Только двенадцать лет длилось супружеское счастье Ивана, молодой умерла от чахотки Надежда. В трудную минуту одиночества, гласного надзора полиции, ссылки в Новочеркасск, где Ивану Карповичу, уже известному актеру украинской сцены и начинающему драматургу, пришлось зарабатывать на жизнь работой переплетчика, подвергаться обыскам и унижениям, вошла в его жизнь артистка София Витальевна Дитковская, написавшая впоследствии прекрасные воспоминания о корифеях украинского театра, обо всех Тобилевичах, которые пошли на сцену. А их было аж четверо из одной семьи! Хотя братья Михаил и Петр театру приходились только зрителями, а вот другие…
Иван, по сцене и драматургии Карпенко-Карый, был не только автором наиболее популярных пьес, но и актером, и режиссером, и руководителем (антрепренером) театральных трупп. Красивый, как нарисованный, брат Николай взял себе сценическим именем девичью фамилию матери, Евдокии Зиновьевны Садовской. Он был прекрасным актером, хорошим режиссером, имел прекрасный голос, в 1907 году возглавил первый украинский стационарный театр (Киев), играл героические роли, привел на сцену гениальную Марию Адасовскую-Хлыстову (на сцене Заньковецкая), был ей мужем. Панас Тобилевич на сцене звался Саксаганским, в честь светлой и чистой родной речки Саксагань, что, сливаясь с темным Ингулом в Криворожье, впадает в Днепр. Саксаганский актер «характерный», хороший организатор театрального дела, при советской уже власти положил начало Театру имени Марии Заньковецкой (сейчас во Львове), написал книги воспоминаний и творческих заветов из собственного опыта для театральной молодежи, развлекался написанием пьесы «Шантрапа» о закулисном быте украинских артистов, которая уже много лет идет с успехом в киевском театре «Колесо».
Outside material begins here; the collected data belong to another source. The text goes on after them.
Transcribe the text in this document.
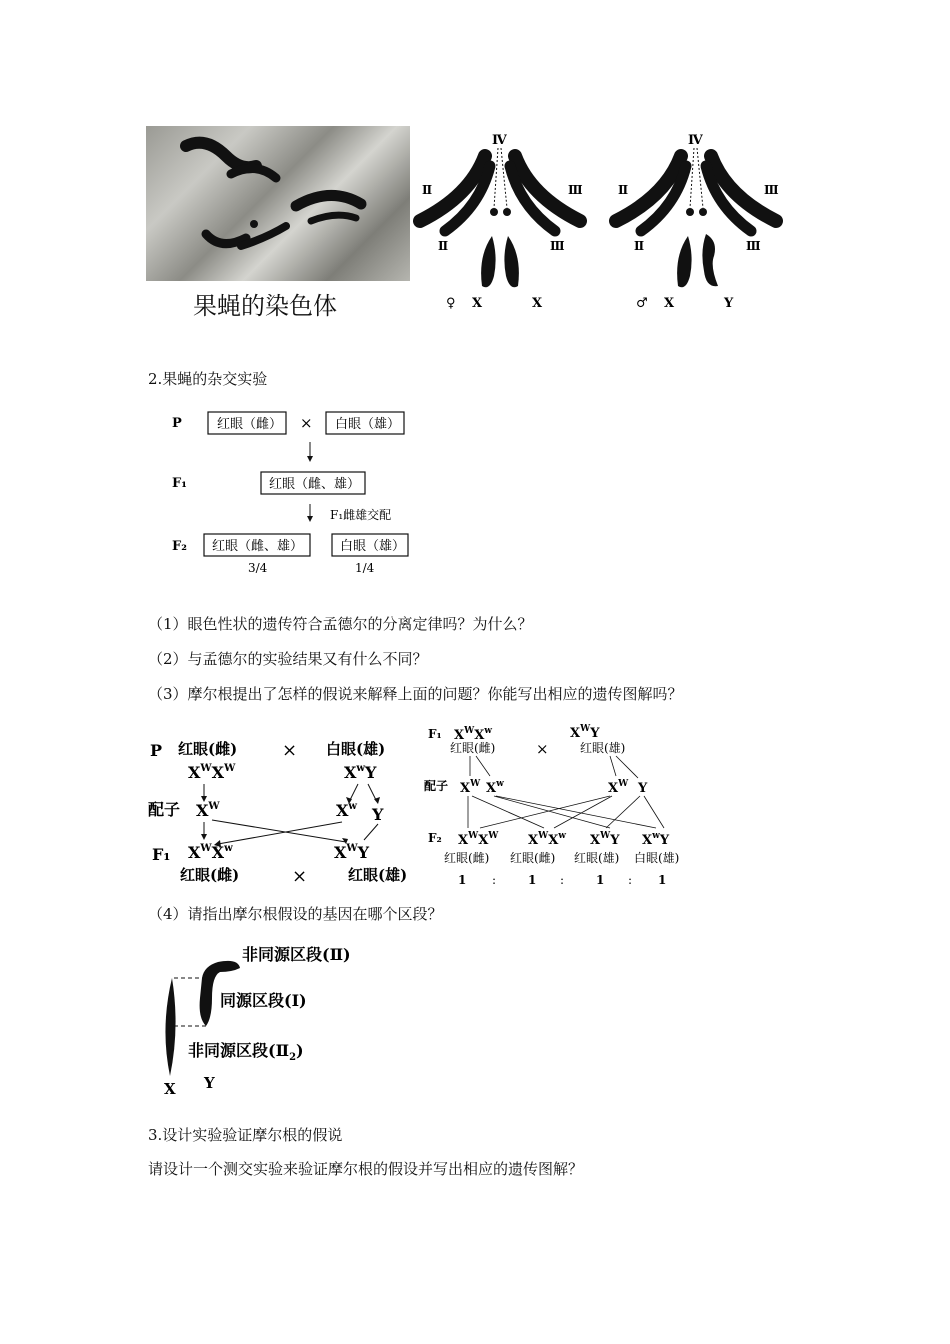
果蝇的染色体
Ⅳ
Ⅱ
Ⅱ
Ⅲ
Ⅲ
♀ X	X
Ⅳ
Ⅱ
Ⅱ
Ⅲ
Ⅲ
♂ X	Y
2.果蝇的杂交实验
P	红眼（雌） × 白眼（雄）
F₁	红眼（雌、雄）
F₁雌雄交配
F₂ 红眼（雌、雄）	白眼（雄）
3/4	1/4
（1）眼色性状的遗传符合孟德尔的分离定律吗？为什么？
（2）与孟德尔的实验结果又有什么不同？
（3）摩尔根提出了怎样的假说来解释上面的问题？你能写出相应的遗传图解吗？
P 红眼(雌) × 白眼(雄)
$X^WX^W$	$X^wY$
配子 $X^W$	$X^w$ Y
F₁ $X^WX^w$	$X^WY$
红眼(雌)	×	红眼(雄)
F₁ $X^WX^w$	$X^WY$
红眼(雌)	×	红眼(雄)
配子 $X^W$ $X^w$	$X^W$ Y
F₂ $X^WX^W$ $X^WX^w$ $X^WY$ $X^wY$
红眼(雌) 红眼(雌) 红眼(雄) 白眼(雄)
1 :	1 :	1 : 1
（4）请指出摩尔根假设的基因在哪个区段？
非同源区段(Ⅱ)
同源区段(Ⅰ)
非同源区段$(Ⅱ_2)$
X Y
3.设计实验验证摩尔根的假说
请设计一个测交实验来验证摩尔根的假设并写出相应的遗传图解？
Сестра Мария Тобилевич имела уникальной красоты певчий голос и сильный драматический талант; по мужу, певцу итальянского происхождения, от гадкой натуры которого впоследствии убежала, получила фамилию Барилотти, рано умерла, оставив брату Ивану двух своих детей. Не семья, а целая театральная труппа! Добавьте большого и верного друга Ивана Тобилевича Марка Лукича Кропивницкого, основателя украинского театра, названного впоследствии «театром корифеев» (1882), и станет ясно, что Карпенко-Карому было для кого писать роли, было чем вдохновляться, выводя на кон реальную жизнь реальных людей ради реальных и благодарных зрителей…
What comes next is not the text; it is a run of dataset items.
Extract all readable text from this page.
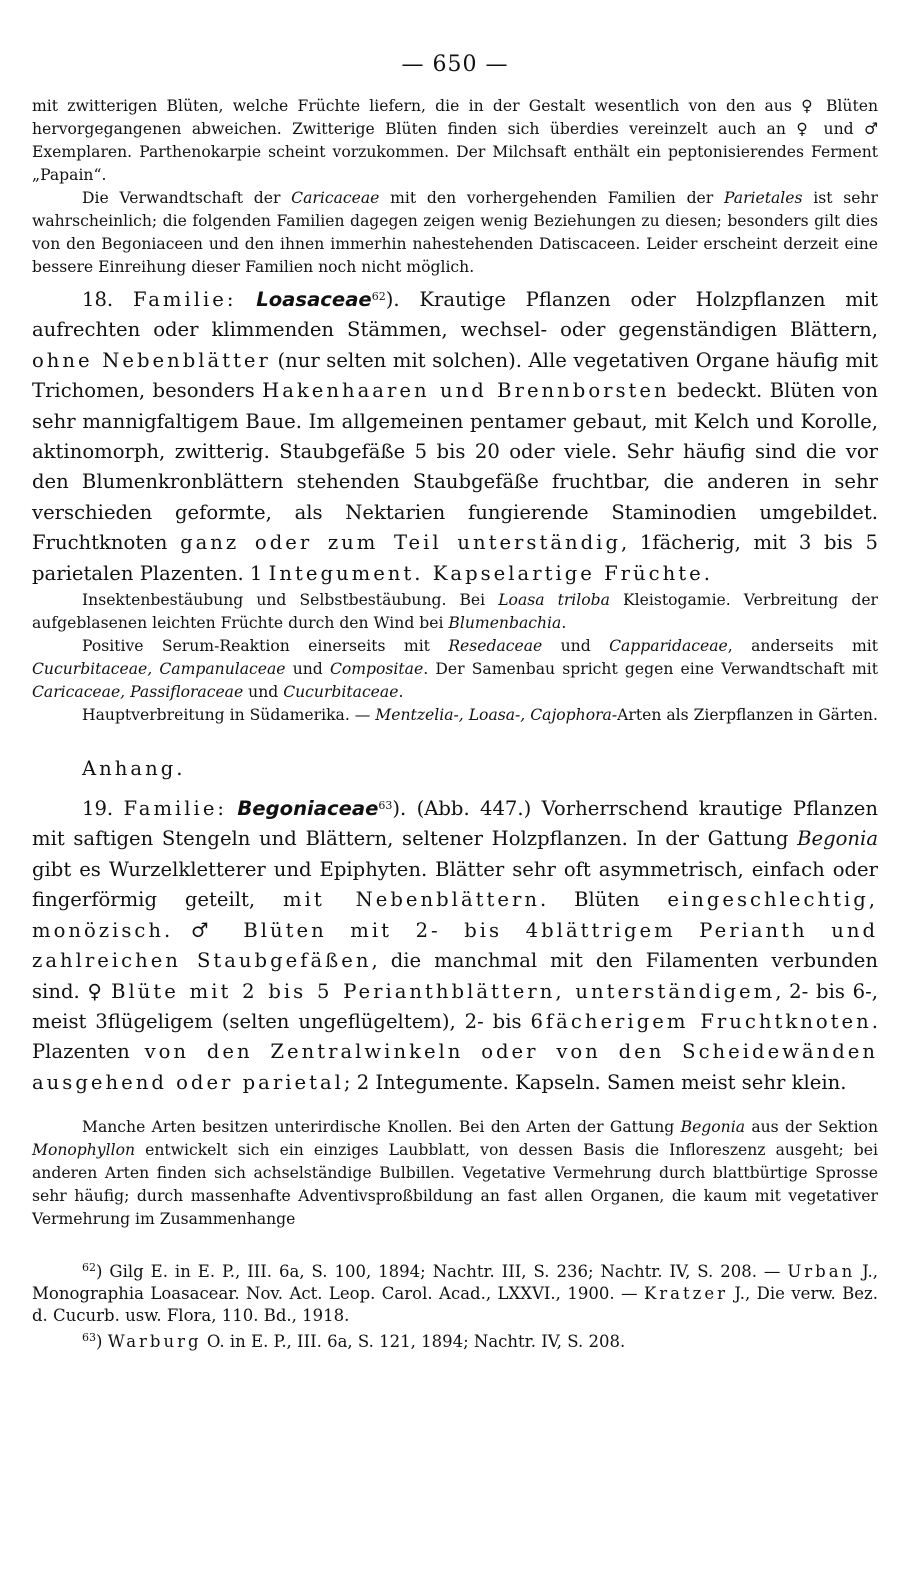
— 650 —

mit zwitterigen Blüten, welche Früchte liefern, die in der Gestalt wesentlich von den aus ♀ Blüten hervorgegangenen abweichen. Zwitterige Blüten finden sich überdies vereinzelt auch an ♀ und ♂ Exemplaren. Parthenokarpie scheint vorzukommen. Der Milchsaft enthält ein peptonisierendes Ferment „Papain“.

Die Verwandtschaft der Caricaceae mit den vorhergehenden Familien der Parietales ist sehr wahrscheinlich; die folgenden Familien dagegen zeigen wenig Beziehungen zu diesen; besonders gilt dies von den Begoniaceen und den ihnen immerhin nahestehenden Datiscaceen. Leider erscheint derzeit eine bessere Einreihung dieser Familien noch nicht möglich.

18. Familie: Loasaceae$^{62}$). Krautige Pflanzen oder Holzpflanzen mit aufrechten oder klimmenden Stämmen, wechsel- oder gegenständigen Blättern, ohne Nebenblätter (nur selten mit solchen). Alle vegetativen Organe häufig mit Trichomen, besonders Hakenhaaren und Brennborsten bedeckt. Blüten von sehr mannigfaltigem Baue. Im allgemeinen pentamer gebaut, mit Kelch und Korolle, aktinomorph, zwitterig. Staubgefäße 5 bis 20 oder viele. Sehr häufig sind die vor den Blumenkronblättern stehenden Staubgefäße fruchtbar, die anderen in sehr verschieden geformte, als Nektarien fungierende Staminodien umgebildet. Fruchtknoten ganz oder zum Teil unterständig, 1fächerig, mit 3 bis 5 parietalen Plazenten. 1 Integument. Kapselartige Früchte.

Insektenbestäubung und Selbstbestäubung. Bei Loasa triloba Kleistogamie. Verbreitung der aufgeblasenen leichten Früchte durch den Wind bei Blumenbachia.

Positive Serum-Reaktion einerseits mit Resedaceae und Capparidaceae, anderseits mit Cucurbitaceae, Campanulaceae und Compositae. Der Samenbau spricht gegen eine Verwandtschaft mit Caricaceae, Passifloraceae und Cucurbitaceae.

Hauptverbreitung in Südamerika. — Mentzelia-, Loasa-, Cajophora-Arten als Zierpflanzen in Gärten.

Anhang.

19. Familie: Begoniaceae$^{63}$). (Abb. 447.) Vorherrschend krautige Pflanzen mit saftigen Stengeln und Blättern, seltener Holzpflanzen. In der Gattung Begonia gibt es Wurzelkletterer und Epiphyten. Blätter sehr oft asymmetrisch, einfach oder fingerförmig geteilt, mit Nebenblättern. Blüten eingeschlechtig, monözisch. ♂ Blüten mit 2- bis 4blättrigem Perianth und zahlreichen Staubgefäßen, die manchmal mit den Filamenten verbunden sind. ♀ Blüte mit 2 bis 5 Perianthblättern, unterständigem, 2- bis 6-, meist 3flügeligem (selten ungeflügeltem), 2- bis 6fächerigem Fruchtknoten. Plazenten von den Zentralwinkeln oder von den Scheidewänden ausgehend oder parietal; 2 Integumente. Kapseln. Samen meist sehr klein.

Manche Arten besitzen unterirdische Knollen. Bei den Arten der Gattung Begonia aus der Sektion Monophyllon entwickelt sich ein einziges Laubblatt, von dessen Basis die Infloreszenz ausgeht; bei anderen Arten finden sich achselständige Bulbillen. Vegetative Vermehrung durch blattbürtige Sprosse sehr häufig; durch massenhafte Adventivsproßbildung an fast allen Organen, die kaum mit vegetativer Vermehrung im Zusammenhange

$^{62}$) Gilg E. in E. P., III. 6a, S. 100, 1894; Nachtr. III, S. 236; Nachtr. IV, S. 208. — Urban J., Monographia Loasacear. Nov. Act. Leop. Carol. Acad., LXXVI., 1900. — Kratzer J., Die verw. Bez. d. Cucurb. usw. Flora, 110. Bd., 1918.

$^{63}$) Warburg O. in E. P., III. 6a, S. 121, 1894; Nachtr. IV, S. 208.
Хрестоматийные догмы дают нам Карпенко-Карого как грузного, малообразованного, но талантливого деревенского парня, который создавал сюжеты простые, характеры — еще более простые, а на потребность такого же простого зрителя насыщал свои пьесы народными песнями, обрядами и танцами, подробностями крестьянского быта. Бедные у него были хорошими, богатые — плохими, а пьеса «Хозяин» — чуть ли не иллюстрация к труду В. И. Ленина «Развитие капитализма в России» и другие подобные глупости. Но если внимательно перечитать все пьесы Карпенко-Карого, а 160-летний юбилей хорош для этого случая, возникнет совсем другая картина.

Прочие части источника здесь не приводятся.